Pertarungan Gu Chen dengan pemimpin Sekte Bayangan Suci tampak panjang, tetapi pada kenyataannya, semuanya terjadi dalam sekejap.

Seorang grandmaster dari alam bawaan telah meninggal begitu saja, bahkan tidak meninggalkan jasad yang utuh.

Sejak dua puluh tiga tahun yang lalu, ketika Kaisar Da Xia menaklukkan seluruh dunia dan seluruh lautan, menghasilkan dunia yang damai, ini adalah peristiwa pertama yang terjadi di seluruh sembilan provinsi!

Saat ini, di depan Kota Yongxue, di medan perang, bahkan udara pun terasa membeku. Pertempuran besar telah berhenti. Dari para grandmaster alam bawaan hingga prajurit dari kedua kubu, saat ini, tak seorang pun berani bernapas terlalu keras.

Semuanya seperti patung, berdiri di sana tanpa bergerak, seolah waktu itu sendiri telah berhenti. Seluruh medan perang begitu sunyi, Anda bahkan bisa mendengar suara jarum jatuh.

Hanya matahari yang tinggi di langit yang tetap abadi, memancarkan cahaya yang menyilaukan, menerangi segala sesuatu di sekitarnya.

“Meneguk!”

Pada saat itu, suara menelan seseorang memecah suasana medan perang yang sudah membeku.

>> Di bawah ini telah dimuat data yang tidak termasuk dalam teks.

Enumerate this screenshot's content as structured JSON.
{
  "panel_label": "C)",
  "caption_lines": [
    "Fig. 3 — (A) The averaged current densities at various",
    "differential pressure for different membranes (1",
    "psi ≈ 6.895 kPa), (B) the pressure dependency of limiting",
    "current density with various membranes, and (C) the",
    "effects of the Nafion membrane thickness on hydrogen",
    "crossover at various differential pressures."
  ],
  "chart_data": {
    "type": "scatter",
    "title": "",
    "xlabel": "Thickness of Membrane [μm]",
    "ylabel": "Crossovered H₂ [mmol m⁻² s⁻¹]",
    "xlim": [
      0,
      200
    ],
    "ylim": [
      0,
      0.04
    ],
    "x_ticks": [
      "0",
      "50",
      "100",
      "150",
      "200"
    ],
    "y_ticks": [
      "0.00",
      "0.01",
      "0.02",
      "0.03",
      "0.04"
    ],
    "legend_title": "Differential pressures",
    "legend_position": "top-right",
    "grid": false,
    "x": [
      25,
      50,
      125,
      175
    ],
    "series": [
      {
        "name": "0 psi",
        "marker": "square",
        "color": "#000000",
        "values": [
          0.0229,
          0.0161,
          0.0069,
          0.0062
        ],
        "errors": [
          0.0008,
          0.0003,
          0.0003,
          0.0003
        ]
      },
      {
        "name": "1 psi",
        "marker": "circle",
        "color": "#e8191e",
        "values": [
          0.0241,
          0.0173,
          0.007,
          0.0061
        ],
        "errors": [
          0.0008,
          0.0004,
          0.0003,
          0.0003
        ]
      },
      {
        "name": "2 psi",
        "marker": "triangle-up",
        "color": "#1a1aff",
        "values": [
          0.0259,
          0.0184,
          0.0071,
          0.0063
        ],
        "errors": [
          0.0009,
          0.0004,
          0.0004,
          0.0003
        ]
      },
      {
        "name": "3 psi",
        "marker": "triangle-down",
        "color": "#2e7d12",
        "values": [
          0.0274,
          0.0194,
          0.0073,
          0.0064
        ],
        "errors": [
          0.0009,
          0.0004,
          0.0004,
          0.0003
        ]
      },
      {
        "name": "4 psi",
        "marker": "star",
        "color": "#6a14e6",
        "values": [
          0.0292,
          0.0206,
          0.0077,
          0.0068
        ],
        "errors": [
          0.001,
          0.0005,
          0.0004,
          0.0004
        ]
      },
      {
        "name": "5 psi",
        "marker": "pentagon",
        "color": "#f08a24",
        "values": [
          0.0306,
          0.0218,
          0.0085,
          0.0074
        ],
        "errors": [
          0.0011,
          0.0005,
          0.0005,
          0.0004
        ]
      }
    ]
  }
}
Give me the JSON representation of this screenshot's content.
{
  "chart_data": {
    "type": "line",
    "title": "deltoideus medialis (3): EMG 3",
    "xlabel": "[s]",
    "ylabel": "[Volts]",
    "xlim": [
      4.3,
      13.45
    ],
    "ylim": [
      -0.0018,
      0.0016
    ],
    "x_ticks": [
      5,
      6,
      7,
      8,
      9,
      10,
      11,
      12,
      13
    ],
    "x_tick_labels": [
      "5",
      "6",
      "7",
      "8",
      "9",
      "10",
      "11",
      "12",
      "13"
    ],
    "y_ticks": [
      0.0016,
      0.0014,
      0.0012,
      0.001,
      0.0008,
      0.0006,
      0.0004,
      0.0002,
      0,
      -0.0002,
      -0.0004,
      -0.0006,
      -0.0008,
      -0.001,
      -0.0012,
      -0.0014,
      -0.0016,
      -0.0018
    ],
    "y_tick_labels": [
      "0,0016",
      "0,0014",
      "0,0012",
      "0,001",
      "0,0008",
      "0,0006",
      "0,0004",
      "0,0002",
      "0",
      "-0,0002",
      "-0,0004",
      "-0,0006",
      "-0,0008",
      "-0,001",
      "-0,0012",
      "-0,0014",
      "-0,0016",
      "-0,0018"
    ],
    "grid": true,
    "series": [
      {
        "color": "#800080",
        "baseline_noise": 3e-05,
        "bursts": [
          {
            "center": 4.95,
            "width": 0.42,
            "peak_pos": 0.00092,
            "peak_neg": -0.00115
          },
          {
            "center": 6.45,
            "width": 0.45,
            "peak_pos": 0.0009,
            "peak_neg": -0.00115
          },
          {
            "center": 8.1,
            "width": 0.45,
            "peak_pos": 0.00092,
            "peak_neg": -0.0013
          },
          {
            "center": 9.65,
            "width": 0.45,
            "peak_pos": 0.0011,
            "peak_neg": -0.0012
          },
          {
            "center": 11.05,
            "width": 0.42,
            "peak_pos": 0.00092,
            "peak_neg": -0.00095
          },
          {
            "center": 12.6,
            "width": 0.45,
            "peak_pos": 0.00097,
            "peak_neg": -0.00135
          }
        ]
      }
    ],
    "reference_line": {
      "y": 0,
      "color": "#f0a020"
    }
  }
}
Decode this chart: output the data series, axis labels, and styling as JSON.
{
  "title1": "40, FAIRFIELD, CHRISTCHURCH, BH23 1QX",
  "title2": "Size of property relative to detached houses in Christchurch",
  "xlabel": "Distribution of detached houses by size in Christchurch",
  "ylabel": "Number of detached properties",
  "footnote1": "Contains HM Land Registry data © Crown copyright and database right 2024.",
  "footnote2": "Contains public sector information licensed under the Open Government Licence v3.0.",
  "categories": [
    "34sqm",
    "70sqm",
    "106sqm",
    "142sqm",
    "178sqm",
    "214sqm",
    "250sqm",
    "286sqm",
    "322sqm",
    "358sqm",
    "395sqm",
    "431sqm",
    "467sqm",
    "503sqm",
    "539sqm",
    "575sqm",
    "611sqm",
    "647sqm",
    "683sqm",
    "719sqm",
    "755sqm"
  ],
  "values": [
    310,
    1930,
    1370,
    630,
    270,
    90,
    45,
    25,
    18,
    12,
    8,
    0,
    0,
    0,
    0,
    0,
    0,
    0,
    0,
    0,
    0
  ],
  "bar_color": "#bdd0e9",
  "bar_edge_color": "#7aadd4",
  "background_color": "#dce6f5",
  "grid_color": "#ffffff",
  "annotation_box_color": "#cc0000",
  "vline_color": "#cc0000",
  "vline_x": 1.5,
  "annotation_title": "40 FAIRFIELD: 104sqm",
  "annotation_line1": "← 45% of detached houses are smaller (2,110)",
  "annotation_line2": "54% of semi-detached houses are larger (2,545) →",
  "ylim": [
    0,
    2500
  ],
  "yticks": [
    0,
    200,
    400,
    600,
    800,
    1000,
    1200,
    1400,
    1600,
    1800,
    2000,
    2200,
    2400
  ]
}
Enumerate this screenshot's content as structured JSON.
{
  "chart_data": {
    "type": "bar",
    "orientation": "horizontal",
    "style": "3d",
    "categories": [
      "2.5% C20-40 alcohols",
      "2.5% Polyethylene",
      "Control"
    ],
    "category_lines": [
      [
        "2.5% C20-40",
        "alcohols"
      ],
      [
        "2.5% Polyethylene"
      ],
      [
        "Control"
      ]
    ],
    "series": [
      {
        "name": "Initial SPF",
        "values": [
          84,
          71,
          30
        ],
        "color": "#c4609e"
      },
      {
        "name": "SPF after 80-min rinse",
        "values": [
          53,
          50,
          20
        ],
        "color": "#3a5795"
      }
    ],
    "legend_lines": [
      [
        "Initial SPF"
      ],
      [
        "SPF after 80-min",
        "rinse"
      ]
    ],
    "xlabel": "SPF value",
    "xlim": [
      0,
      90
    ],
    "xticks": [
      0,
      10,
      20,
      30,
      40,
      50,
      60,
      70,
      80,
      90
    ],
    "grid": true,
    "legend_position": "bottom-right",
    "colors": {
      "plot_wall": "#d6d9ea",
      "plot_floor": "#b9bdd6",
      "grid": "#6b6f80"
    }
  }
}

Orang-orang menoleh dan mendapati bahwa orang yang membuat keributan itu sebenarnya adalah pemimpin Sekte Langit Hitam.

Saat ini, dia tegang, dan meskipun dia adalah seorang grandmaster dari alam bawaan, butiran keringat halus muncul di dahinya. Kekuatan pemimpin Sekte Bayangan Suci sebanding dengan kekuatannya, jadi jika seseorang bisa membunuh pemimpin Sekte Bayangan Suci, mereka tentu saja bisa membunuhnya juga.

“Hentikan mereka!”

Yan Qing melihat bahwa beberapa grandmaster tingkat bawaan dari Sekte Pedang Feixue dan sekte lainnya ingin memberikan dukungan dan, dengan tatapan yang menggetarkan, mengerahkan seluruh kekuatannya. Langit dan bumi bergemuruh terus menerus. Sendirian, ia berhasil menahan dua grandmaster tingkat bawaan, sangat mengurangi tekanan pada Wang Jiuzhi dan yang lainnya.

Pada saat yang sama, di sisi lain, pemimpin Sekte Langit Hitam berbalik untuk melarikan diri, tetapi Gu Chen lebih cepat. Matahari di langit sudah berada dalam jangkauannya dalam sekejap.

“Siapa sebenarnya kamu?!”

Pemimpin Sekte Langit Hitam mengeluarkan teriakan kaget, merasakan gelombang teror atas kekuatan Gu Chen. Menurutnya, lawannya bahkan tidak menggunakan Qi Inti Bumi Surgawi, hanya mengandalkan kultivasi dan kemampuan fisiknya untuk mencapai hal ini. Kekuatan sebenarnya pasti jauh lebih besar daripada yang telah ia tunjukkan.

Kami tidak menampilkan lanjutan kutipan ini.